Kesadaran masyarakat lokal kini mulai dan tengah terbentuk. Sosio kultur baru yang positif tengah mewarnai aktivitas sehari-hari warga di kampung-kampung itu. Setidaknya kini mereka lebih ramah dan respek dengan sesama, lebih guyup dalam berinteraksi, lebih peduli terhadap alam dan lingkungan, juga lebih terbuka terhadap kreativitas dan hal-hal baru.

Dan yang terpenting, ekonomi lokal benar-benar telah menggeliat dan bergerak. Perputaran uang semakin massif di akhir pekan. Mulai dari jasa parkir, toko-toko dadakan, penjual makanan dan kuliner, hingga pembuatan souvenir maupun oleh-oleh khas yang didagangkan. Semua berkelindan yang bermuara pada peningkatan kesejahteraan masyarakat setempat.

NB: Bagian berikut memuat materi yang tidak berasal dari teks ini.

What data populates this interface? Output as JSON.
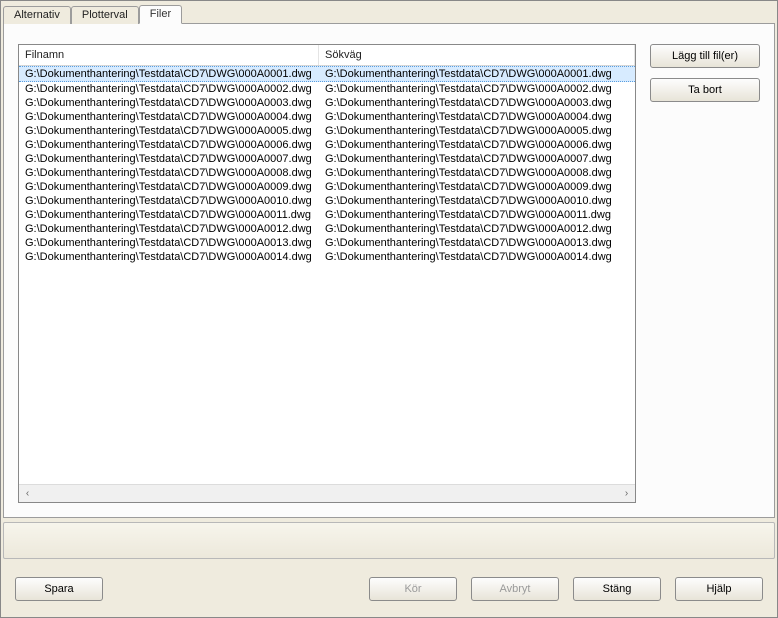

Tak dipungkiri memang, masih banyak persoalan yang menjadi pekerjaan rumah dan perlu benar-benar dipikirkan. Seperti, bagaimana menyertakan warga disana yang masih pasif dan tertinggal sehingga belum sepenuhnya dapat turut menikmati perubahan positif yang tengah berlangsung.

Atau, bagaimana terus menyolidkan masyarakat agar berbagai perubahan sosio kultural dan grafik ekonomi yang positif tersebut tetap konsisten dan berkelanjutan. Termasuk bagaimana pendampingan-pendampingan perlu terus dilakukan agar inovasi-inovasi baru masyarakat dapat terus berkembang.

Itulah masalah-masalah mendesak dan nyata yang perlu segera digagas solusinya. Jika hal-hal tersebut telah dirumuskan – dengan tetap mengakomodir karakteristik dan kearifan lokal masyarakat setempat- niscaya aneka perubahan positif tersebut akan terus berlanjut. Dan, kampung-kampung tematik pinggir kali itu benar-benar akan menjadi etalase pembangunan Kota Malang yang membanggakan.

Sebaliknya, jika tidak ada perubahan, bisa saja semua itu hanya akan menjadi fenomena sesaat belaka. Karena, kering inovasi dan miskin pembaharuan. Selanjutnya bisa ditebak, etalase akan terasa menjemukan dan kemudian terlupakan.

Semoga saja etalase-etalase itu dipersiapkan untuk terus bergerak dan menyajikan hal-hal baru!.